Late in the game, after freshman Simi Shittu made a free throw to cut Vanderbilt’s deficit to five points, the Commodores got two consecutive defensive stops and two good three-point looks from freshman Aaron Nesmith and senior Joe Toye.
Neither hit. After Ole Miss extended the lead to seven, Vanderbilt had one more good look from junior Matt Ryan, but his three-pointer failed to connect.
Those misses, combined with the 12 missed points from the free-throw line, gave Ole Miss the ball game. In those big moments, the composure necessary to win games in a conference in which 12 of the 14 teams have a winning record was absent.
“We had really good looks and we just missed them,” head coach Bryce Drew said. “I want them to shoot that shot, they’re going to continue to shoot that shot. We have to shoot better than 30% from three and 58% from the free-throw line if we want to win.”
To the team’s credit, the Commodores did lots of things well to set themselves up for a chance to win the game. Vanderbilt started the game really well and got out to an early lead, something they really hadn’t done a lot this season. They got some big defensive stops. They stayed out of foul trouble until the final minutes. They drove hard and got to the foul line for 29 shots.
But, only 17 of those shots from the foul line fell, and that was the difference. The Commodores are ranked 306 out of 353 Division I teams in Ken Pomeroy’s “experience” metric, and it showed on Saturday.
“A lot of our guys are playing their first game in the SEC,” Drew said. “I thought there was good energy in the crowd. Some of those free throws weren’t even close, and we shoot a lot in practice. We’ll continue to work at it. I’m going to credit some of that to just excitement and wanting to win so badly in the first league opener for a lot of these guys.

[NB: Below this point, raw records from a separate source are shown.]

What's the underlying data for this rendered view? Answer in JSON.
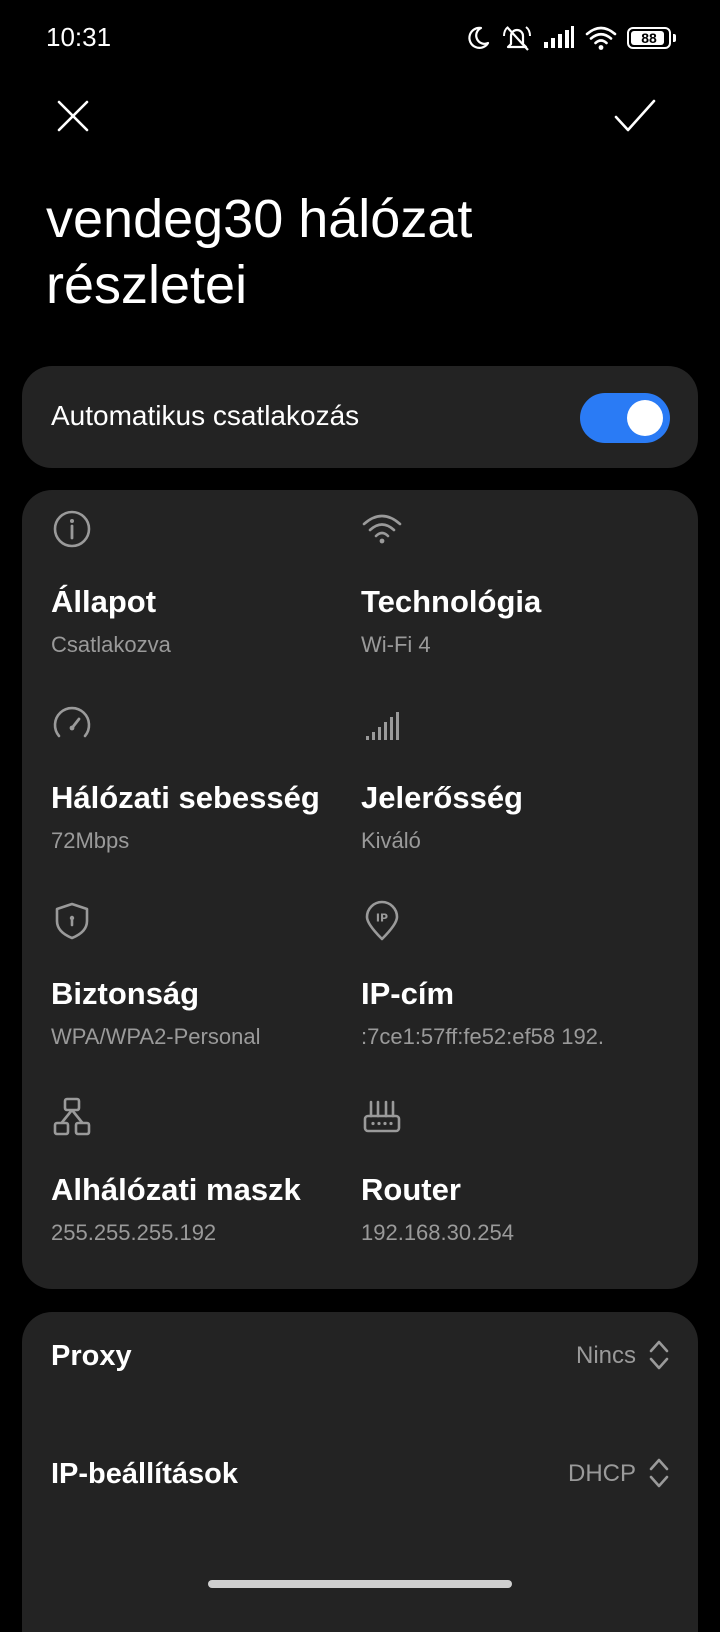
{
  "status_bar": {
    "time": "10:31",
    "battery": "88",
    "battery_level_percent": 88,
    "icons": [
      "moon-icon",
      "silent-icon",
      "cellular-signal-icon",
      "wifi-icon",
      "battery-icon"
    ]
  },
  "header": {
    "close_icon": "close-icon",
    "confirm_icon": "check-icon",
    "title": "vendeg30 hálózat részletei"
  },
  "auto_connect": {
    "label": "Automatikus csatlakozás",
    "enabled": true,
    "accent_color": "#2a7bf5"
  },
  "details": [
    {
      "icon": "info-icon",
      "label": "Állapot",
      "value": "Csatlakozva"
    },
    {
      "icon": "wifi-icon",
      "label": "Technológia",
      "value": "Wi-Fi 4"
    },
    {
      "icon": "speedometer-icon",
      "label": "Hálózati sebesség",
      "value": "72Mbps"
    },
    {
      "icon": "signal-strength-icon",
      "label": "Jelerősség",
      "value": "Kiváló"
    },
    {
      "icon": "shield-icon",
      "label": "Biztonság",
      "value": "WPA/WPA2-Personal"
    },
    {
      "icon": "ip-location-icon",
      "label": "IP-cím",
      "value": ":7ce1:57ff:fe52:ef58 192."
    },
    {
      "icon": "network-tree-icon",
      "label": "Alhálózati maszk",
      "value": "255.255.255.192"
    },
    {
      "icon": "router-icon",
      "label": "Router",
      "value": "192.168.30.254"
    }
  ],
  "settings": [
    {
      "label": "Proxy",
      "value": "Nincs",
      "icon": "chevron-updown-icon"
    },
    {
      "label": "IP-beállítások",
      "value": "DHCP",
      "icon": "chevron-updown-icon"
    }
  ]
}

Hopefully, we’ll settle in and shoot them at a much better mark in the future.”
In his postgame remarks, Shittu mentioned that he wasn’t nervous for this game, given his experience in plenty of high-intensity atmospheres. But, he said the speed was a little different than what he’s used to.
Even with lots of high-pressure experience, nothing at the high school level comes close to the intensity and pressure of an SEC basketball game. The stakes are higher. The crowd looks and feels bigger. The lights shine just a little bit brighter.
That’s something you can only learn from experience, and this inexperienced Commodore team got a firsthand lesson in what it takes to win a game in the SEC.
The little things, like free throws, matter a lot. After starting SEC play with those little things coming back and kicking them straight in the shins, they’ll have to find a way to get those things corrected with a hungry team in Georgia up next and a talented Kentucky team coming up next weekend.
“I basically just told the team that if we get this road win, if we get two road wins, then we’re going to forget about this one,” Toye said. “We’ve got to have a short memory on this one and go get a win down in Georgia.”